Ab nun verschwimmt meine Erinnerung etwas. Es gab unzählige Hiebe mit diversen Instrumenten, meisten in Salven von 10. Ich gestand relativ schnell, aber wie vom Gericht verfügt, hatte dies keine strafmildernde Wirkung mehr. Auch gefielen ihr meine Geständnisse und die Bitte um Vergebung nicht und sie forderte mich mehrfach auf meine Schuld und Reue glaubhafter zu formulieren. Um den Forderungen Nachdruck zu verleihen wurden immer häufiger die Salven auf 20 oder gar 30 Schläge erhöht, bis es eine kurze Pause zum Instrumentenwechsel gab. Immer wieder kam ich an meine Grenze, wenn ein besonders effektives Instrument genutzt wurde. So motiviert gelang es mir dann doch noch sie mit einem meiner Schuldeingeständnisse und der Bitte um Vergebung zu überzeugen, sodass sie zum Ende zu einem milderen Instrument griff, bevor es die finalen 10 nochmal mit voller Härte gab.
"Du hast ein paar blutige Stellen, ich werde dich desinfizieren" ist der nächste Satz, an den ich mich erinnerte. Noch fixiert sprühte sie also ein Desinfektionsmittel auf meinen Hintern, was aber nur leicht brannte, bevor sie begann meine Fesseln zu lösen. Sobald ich befreit war der nächste Befehl: "Schau dir deinen verstriemten Ar*** im Spiegel an." Das tat ich und er war wirklich imposant gerötet mit einigen Striemen, die da aber schon nicht mehr bluteten. Kaum hatte ich einen Blick erhascht, die nächste Anweisung: "Zieh dich an, wir haben nicht ewig Zeit". Auch jetzt tat ich mit etwas wackeligen Beinen mein Bestes mich schnell anzuziehen und vergaß dabei den Reißverschloss. Freundlicherweise wies sie mich darauf hin mit dem Verweis, dass dies auch als Unsittlichkeit mit entsprechenden Konsequenten für mich ausgelegt werden könnte.
Ebenso schnellen Schrittes wie auf dem Hinweg ging es nun zurück zur Tür und nach kurzem Dank für die verdiente Abstrafung war ich auch schon wieder draußen.

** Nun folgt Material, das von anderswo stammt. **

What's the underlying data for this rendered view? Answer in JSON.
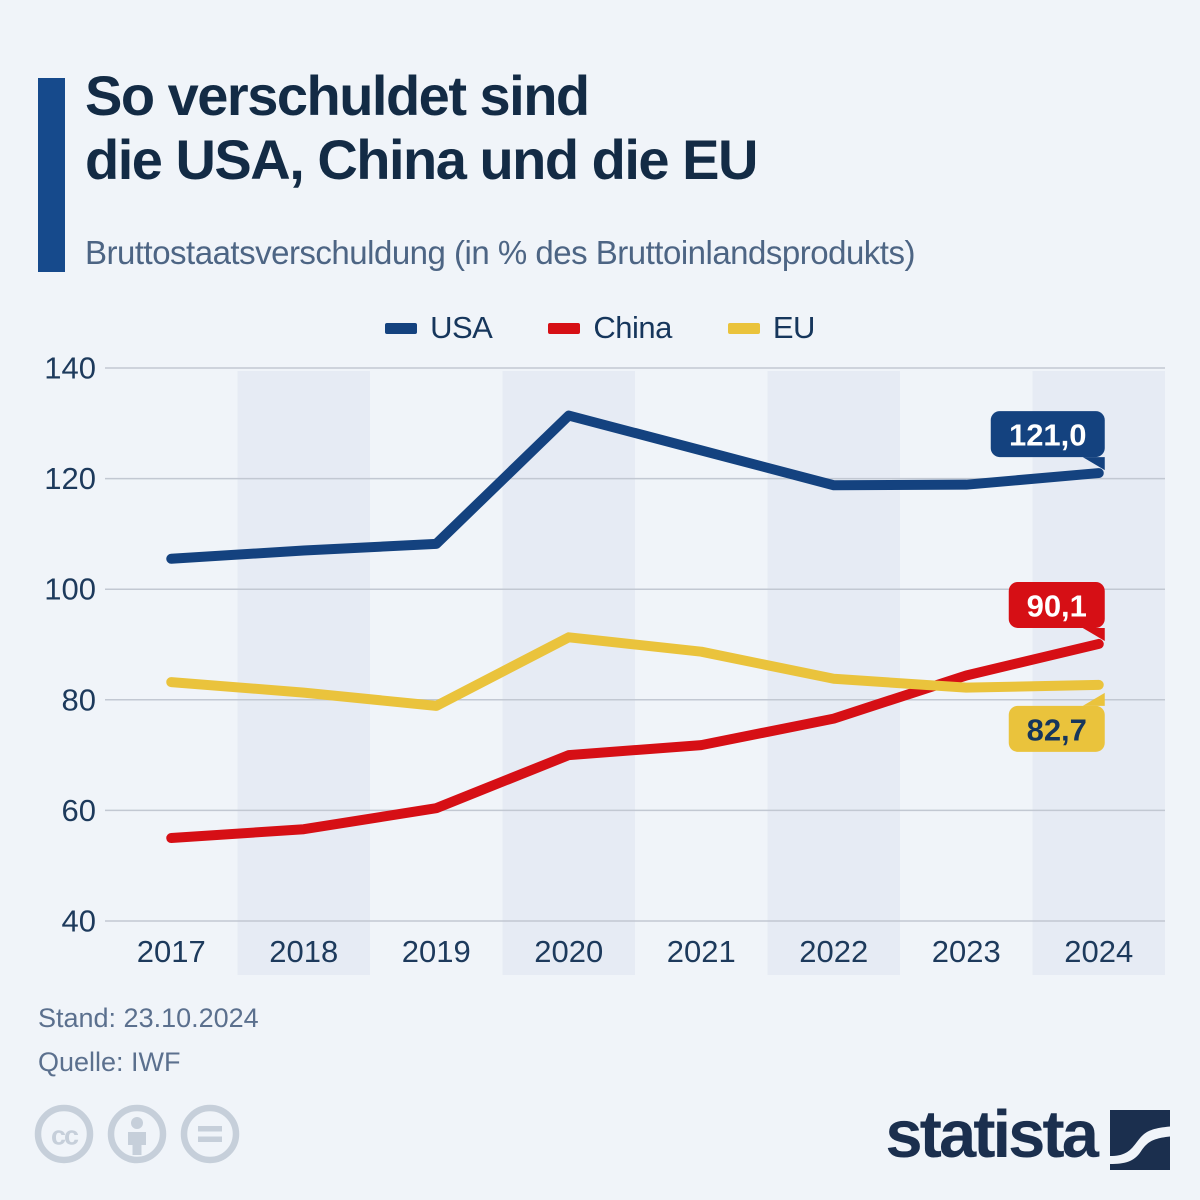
{
  "header": {
    "title_lines": [
      "So verschuldet sind",
      "die USA, China und die EU"
    ],
    "subtitle": "Bruttostaatsverschuldung (in % des Bruttoinlandsprodukts)"
  },
  "chart_data": {
    "type": "line",
    "title": "So verschuldet sind die USA, China und die EU",
    "subtitle": "Bruttostaatsverschuldung (in % des Bruttoinlandsprodukts)",
    "x": [
      "2017",
      "2018",
      "2019",
      "2020",
      "2021",
      "2022",
      "2023",
      "2024"
    ],
    "series": [
      {
        "name": "USA",
        "color": "#14427f",
        "values": [
          105.5,
          107.0,
          108.2,
          131.4,
          125.1,
          118.8,
          118.9,
          121.0
        ],
        "callout": {
          "text": "121,0",
          "position": "above",
          "text_color": "#ffffff"
        }
      },
      {
        "name": "China",
        "color": "#d60f15",
        "values": [
          55.0,
          56.6,
          60.4,
          70.0,
          71.8,
          76.6,
          84.4,
          90.1
        ],
        "callout": {
          "text": "90,1",
          "position": "above",
          "text_color": "#ffffff"
        }
      },
      {
        "name": "EU",
        "color": "#eac33c",
        "values": [
          83.2,
          81.3,
          78.9,
          91.3,
          88.7,
          83.8,
          82.2,
          82.7
        ],
        "callout": {
          "text": "82,7",
          "position": "below",
          "text_color": "#16365c"
        }
      }
    ],
    "ylim": [
      40,
      140
    ],
    "yticks": [
      140,
      120,
      100,
      80,
      60,
      40
    ],
    "grid": true,
    "legend_position": "top",
    "xlabel": "",
    "ylabel": "% des Bruttoinlandsprodukts",
    "shaded_columns": [
      "2018",
      "2020",
      "2022",
      "2024"
    ]
  },
  "footer": {
    "stand": "Stand: 23.10.2024",
    "quelle": "Quelle: IWF"
  },
  "branding": {
    "logo_text": "statista",
    "cc_icons": [
      "cc-icon",
      "cc-by-person-icon",
      "cc-nd-equals-icon"
    ]
  },
  "colors": {
    "background": "#f0f4f9",
    "column_band": "#e6ebf4",
    "gridline": "#c2c8d2",
    "title_text": "#132b45",
    "subtitle_text": "#4d6584",
    "axis_text": "#1d3a5c",
    "footer_text": "#5b708e",
    "cc_gray": "#c6cfda",
    "logo_navy": "#1b2f4e",
    "accent_bar": "#164a8c"
  }
}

Wie im Trance irrte ich zurück zu meinem etwas entfernt parkendem Auto. Der Hintern war warm, aber brannte nicht zu sehr. Ich spürte in mir diese Tiefe Zufriedenheit und Entspannung, die ich nur nach einer so intensiven Züchtigung spüre. Obwohl oder vielleicht auch gerade weil typische Elemente wie ein Vorgespräch und Aftercare und/oder Feedback nach der Session fehlten, war es eine intensive und tolle Erfahrung. Ich brauchte einige Tage um das Erlebte in diese Worte zu fassen. Trotz meiner Zusicherung zumindest wegen diesem Delikt nicht noch einmal vorstellig werden zu müssen, spüre ich den seltsamen Reiz mich noch einmal in Zukunft diesem Strafritual zu unterziehen. Gründe werden sich sicher finden ;-)
P.S.: Erst im Nachgang erfuhr ich auf Nachfrage bei Lady Velvet Steel wer meine Vollzugsbeamtin war: Phantessa. Ein großer Dank auf diesem Weg noch einmal an sie für die aus meiner Sicht perfekte Ausgestaltung der Züchtigung. Ich glaube realistischer kann man die ganze Atmosphäre vor, während und nach der Züchtigung kaum gestalten.